Richie allait allumer sa cinquième quand il vit la petite silhouette d'Eddie apparaître au coin de la rue. Il entra dans la maison et Richie commença à paniquer. Il ne savait pas si il devait se précipiter en bas pour le bombarder de questions ou bien l'attendre ici sagement, comme si Eddie revenait juste des toilettes. Il n'eut le temps de choisir aucune des deux options car sa porte de chambre s'ouvrit laissant apparaître un Eddie à l'air tout à fait normal. Richie ferma la fenêtre et se rapprocha de lui.
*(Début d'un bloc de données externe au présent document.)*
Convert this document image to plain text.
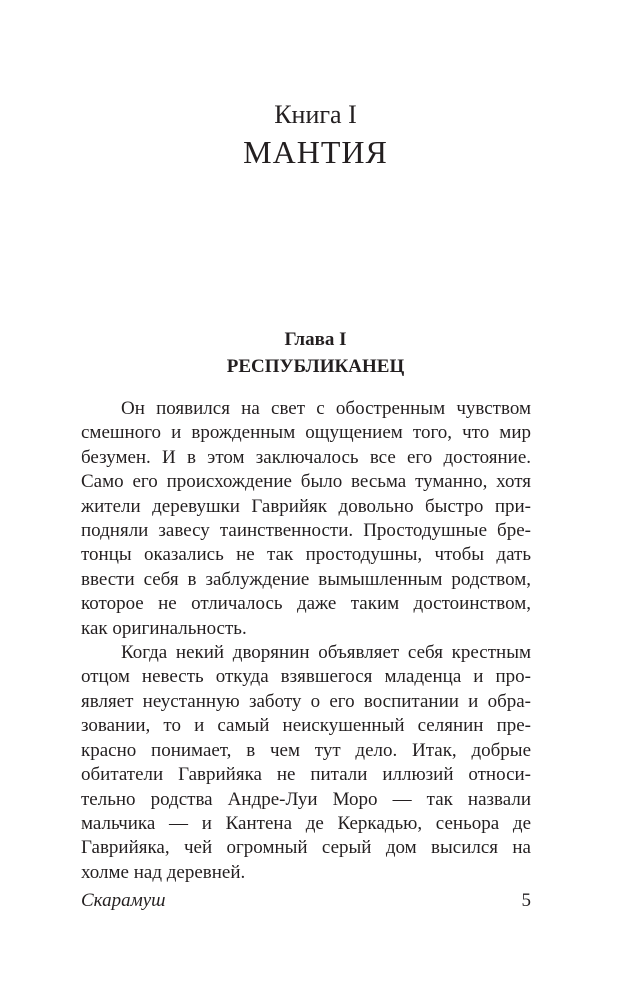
Книга I
МАНТИЯ
Глава I
РЕСПУБЛИКАНЕЦ
Он появился на свет с обостренным чувством
смешного и врожденным ощущением того, что мир
безумен. И в этом заключалось все его достояние.
Само его происхождение было весьма туманно, хотя
жители деревушки Гаврийяк довольно быстро при-
подняли завесу таинственности. Простодушные бре-
тонцы оказались не так простодушны, чтобы дать
ввести себя в заблуждение вымышленным родством,
которое не отличалось даже таким достоинством,
как оригинальность.
Когда некий дворянин объявляет себя крестным
отцом невесть откуда взявшегося младенца и про-
являет неустанную заботу о его воспитании и обра-
зовании, то и самый неискушенный селянин пре-
красно понимает, в чем тут дело. Итак, добрые
обитатели Гаврийяка не питали иллюзий относи-
тельно родства Андре-Луи Моро — так назвали
мальчика — и Кантена де Керкадью, сеньора де
Гаврийяка, чей огромный серый дом высился на
холме над деревней.
Скарамуш	5
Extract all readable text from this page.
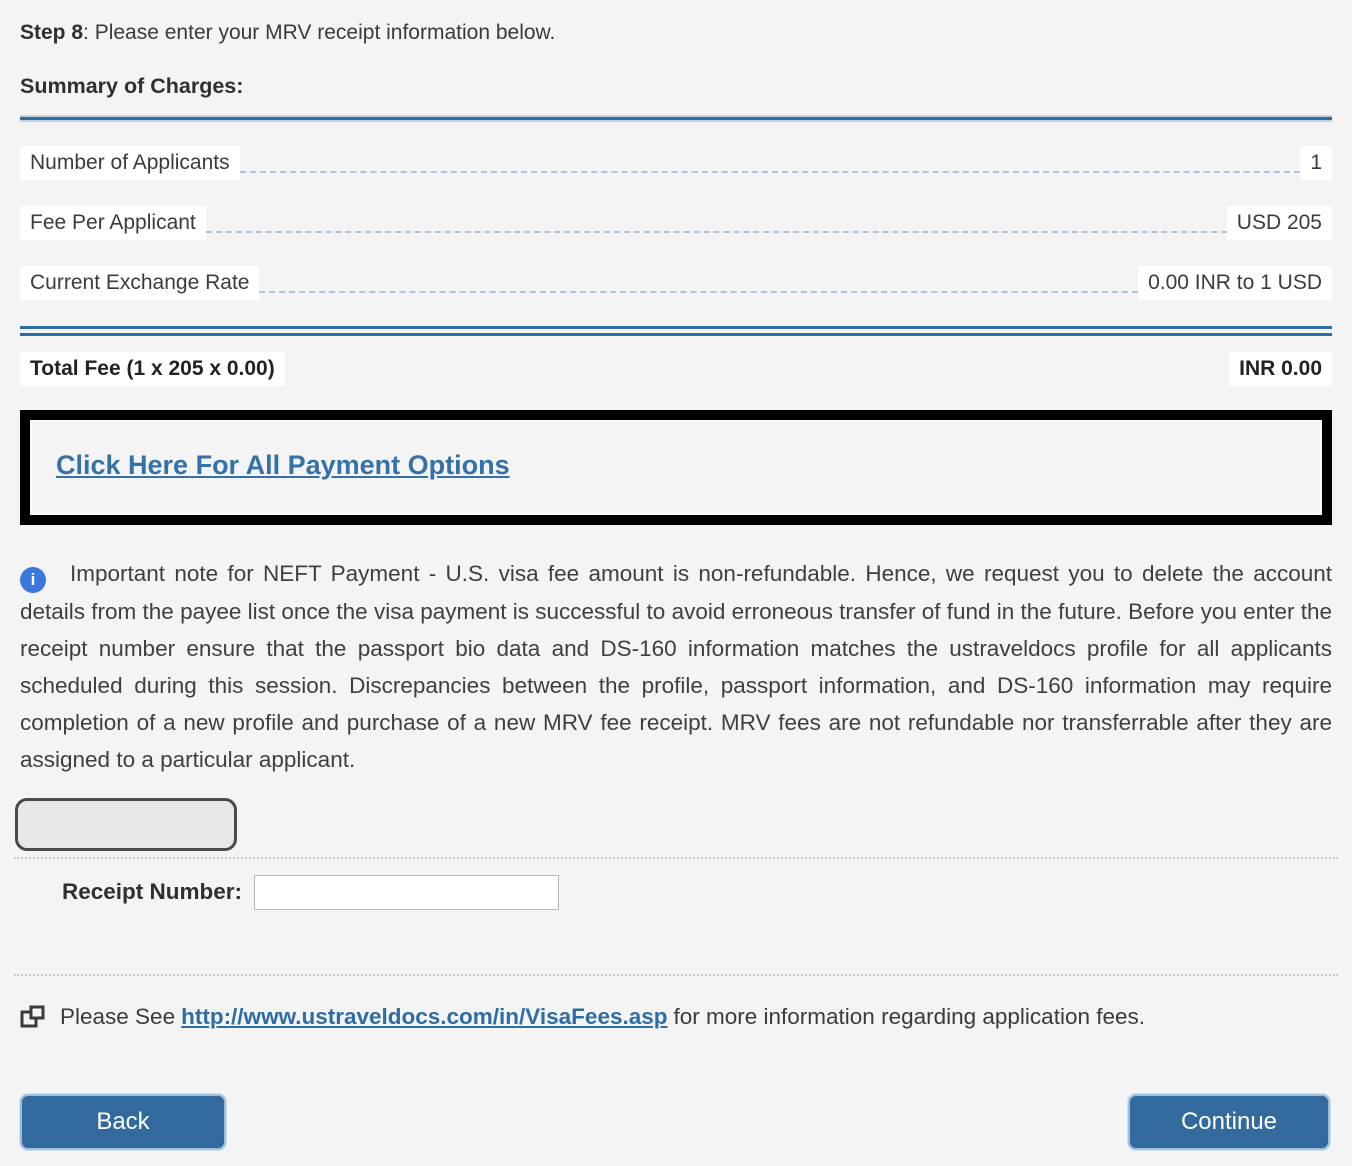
Step 8: Please enter your MRV receipt information below.
Summary of Charges:
Number of Applicants	1
Fee Per Applicant	USD 205
Current Exchange Rate	0.00 INR to 1 USD
Total Fee (1 x 205 x 0.00)	INR 0.00
Click Here For All Payment Options
i Important note for NEFT Payment - U.S. visa fee amount is non-refundable. Hence, we request you to delete the account details from the payee list once the visa payment is successful to avoid erroneous transfer of fund in the future. Before you enter the receipt number ensure that the passport bio data and DS-160 information matches the ustraveldocs profile for all applicants scheduled during this session. Discrepancies between the profile, passport information, and DS-160 information may require completion of a new profile and purchase of a new MRV fee receipt. MRV fees are not refundable nor transferrable after they are assigned to a particular applicant.
Receipt Number:
Please See http://www.ustraveldocs.com/in/VisaFees.asp for more information regarding application fees.
Back	Continue
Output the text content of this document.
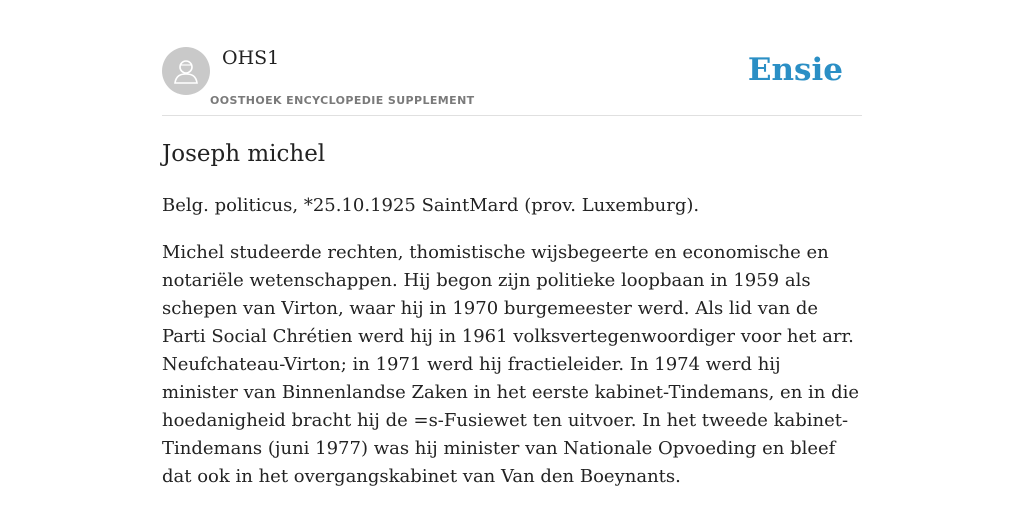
OHS1
OOSTHOEK ENCYCLOPEDIE SUPPLEMENT
Ensie
Joseph michel

Belg. politicus, *25.10.1925 SaintMard (prov. Luxemburg).

Michel studeerde rechten, thomistische wijsbegeerte en economische en notariële wetenschappen. Hij begon zijn politieke loopbaan in 1959 als schepen van Virton, waar hij in 1970 burgemeester werd. Als lid van de Parti Social Chrétien werd hij in 1961 volksvertegenwoordiger voor het arr. Neufchateau-Virton; in 1971 werd hij fractieleider. In 1974 werd hij minister van Binnenlandse Zaken in het eerste kabinet-Tindemans, en in die hoedanigheid bracht hij de =s-Fusiewet ten uitvoer. In het tweede kabinet-Tindemans (juni 1977) was hij minister van Nationale Opvoeding en bleef dat ook in het overgangskabinet van Van den Boeynants.
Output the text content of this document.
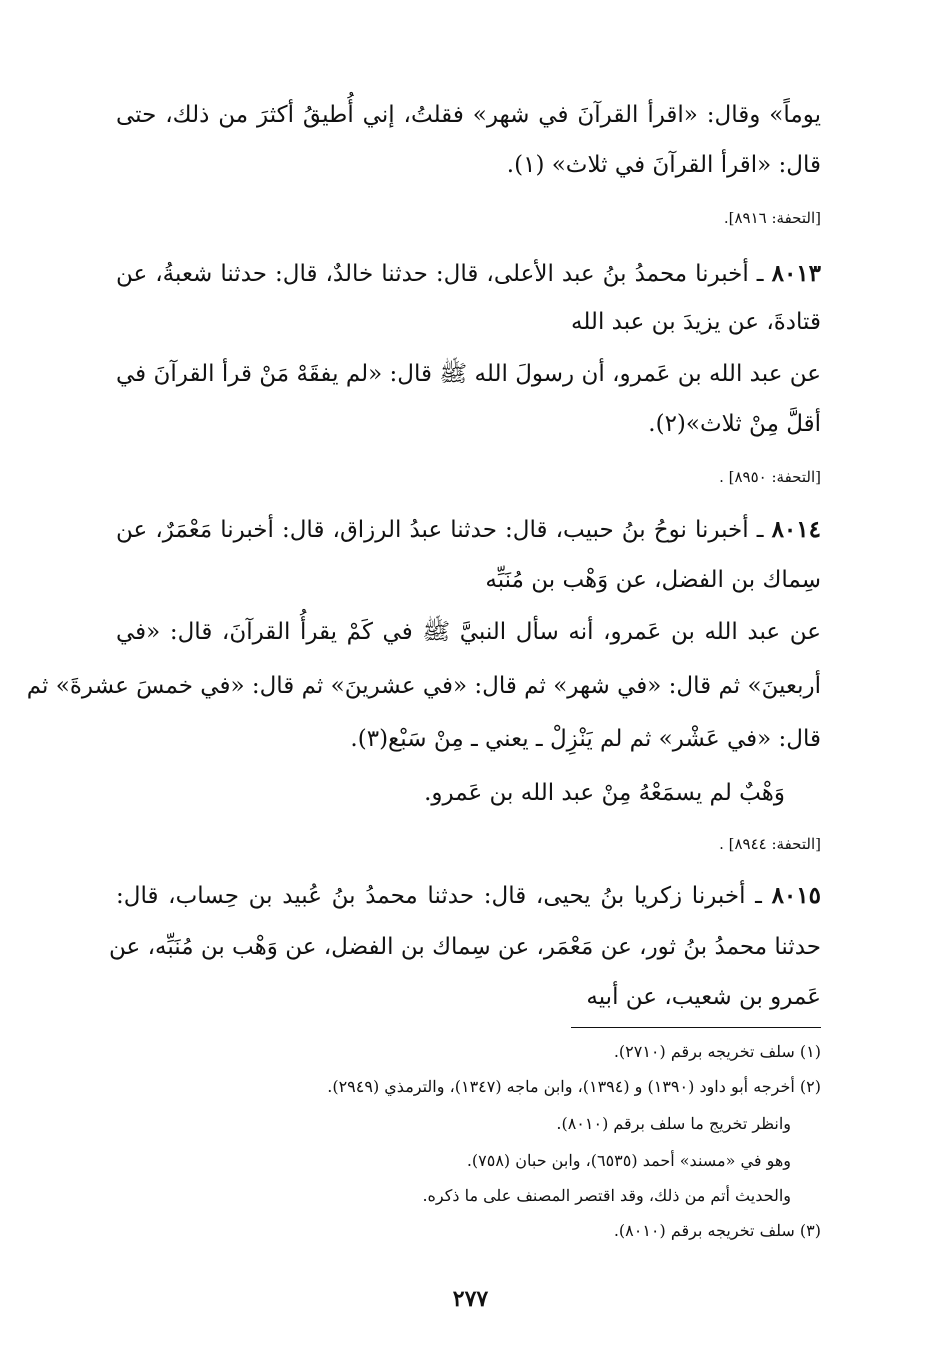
يوماً» وقال: «اقرأ القرآنَ في شهر» فقلتُ، إني أُطيقُ أكثرَ من ذلك، حتى
قال: «اقرأ القرآنَ في ثلاث» (١).
[التحفة: ٨٩١٦].
٨٠١٣ ـ أخبرنا محمدُ بنُ عبد الأعلى، قال: حدثنا خالدٌ، قال: حدثنا شعبةُ، عن
قتادةَ، عن يزيدَ بن عبد الله
عن عبد الله بن عَمرو، أن رسولَ الله ﷺ قال: «لم يفقَهْ مَنْ قرأ القرآنَ في
أقلَّ مِنْ ثلاث»(٢).
[التحفة: ٨٩٥٠] .
٨٠١٤ ـ أخبرنا نوحُ بنُ حبيب، قال: حدثنا عبدُ الرزاق، قال: أخبرنا مَعْمَرٌ، عن
سِماك بن الفضل، عن وَهْب بن مُنَبِّه
عن عبد الله بن عَمرو، أنه سأل النبيَّ ﷺ في كَمْ يقرأُ القرآنَ، قال: «في
أربعينَ» ثم قال: «في شهر» ثم قال: «في عشرينَ» ثم قال: «في خمسَ عشرةَ» ثم
قال: «في عَشْر» ثم لم يَنْزِلْ ـ يعني ـ مِنْ سَبْع(٣).
وَهْبٌ لم يسمَعْهُ مِنْ عبد الله بن عَمرو.
[التحفة: ٨٩٤٤] .
٨٠١٥ ـ أخبرنا زكريا بنُ يحيى، قال: حدثنا محمدُ بنُ عُبيد بن حِساب، قال:
حدثنا محمدُ بنُ ثور، عن مَعْمَر، عن سِماك بن الفضل، عن وَهْب بن مُنَبِّه، عن
عَمرو بن شعيب، عن أبيه
(١) سلف تخريجه برقم (٢٧١٠).
(٢) أخرجه أبو داود (١٣٩٠) و (١٣٩٤)، وابن ماجه (١٣٤٧)، والترمذي (٢٩٤٩).
وانظر تخريج ما سلف برقم (٨٠١٠).
وهو في «مسند» أحمد (٦٥٣٥)، وابن حبان (٧٥٨).
والحديث أتم من ذلك، وقد اقتصر المصنف على ما ذكره.
(٣) سلف تخريجه برقم (٨٠١٠).
٢٧٧
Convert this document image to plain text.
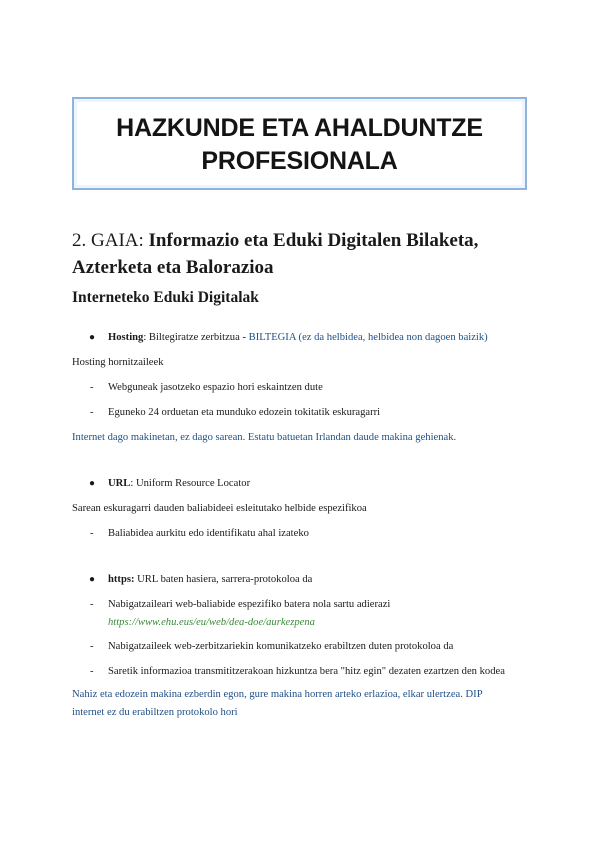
HAZKUNDE ETA AHALDUNTZE
PROFESIONALA
2. GAIA: Informazio eta Eduki Digitalen Bilaketa,
Azterketa eta Balorazioa
Interneteko Eduki Digitalak
● Hosting: Biltegiratze zerbitzua - BILTEGIA (ez da helbidea, helbidea non dagoen baizik)
Hosting hornitzaileek
- Webguneak jasotzeko espazio hori eskaintzen dute
- Eguneko 24 orduetan eta munduko edozein tokitatik eskuragarri
Internet dago makinetan, ez dago sarean. Estatu batuetan Irlandan daude makina gehienak.
● URL: Uniform Resource Locator
Sarean eskuragarri dauden baliabideei esleitutako helbide espezifikoa
- Baliabidea aurkitu edo identifikatu ahal izateko
● https: URL baten hasiera, sarrera-protokoloa da
- Nabigatzaileari web-baliabide espezifiko batera nola sartu adierazi
https://www.ehu.eus/eu/web/dea-doe/aurkezpena
- Nabigatzaileek web-zerbitzariekin komunikatzeko erabiltzen duten protokoloa da
- Saretik informazioa transmititzerakoan hizkuntza bera "hitz egin" dezaten ezartzen den kodea
Nahiz eta edozein makina ezberdin egon, gure makina horren arteko erlazioa, elkar ulertzea. DIP
internet ez du erabiltzen protokolo hori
Le brun avait la même expression que d'habitude, son visage était fermé et ses yeux cernés, mais il y avait tout de même quelque chose de différent chez lui. Il avait l'air plus calme. Richie laissa échapper un soupir de soulagement et demanda à Eddie :

« Je... Eddie t'étais où ? J'étais hyper inquiet. »

« Parti faire un tour. » répondit-il d'une toute petite voix.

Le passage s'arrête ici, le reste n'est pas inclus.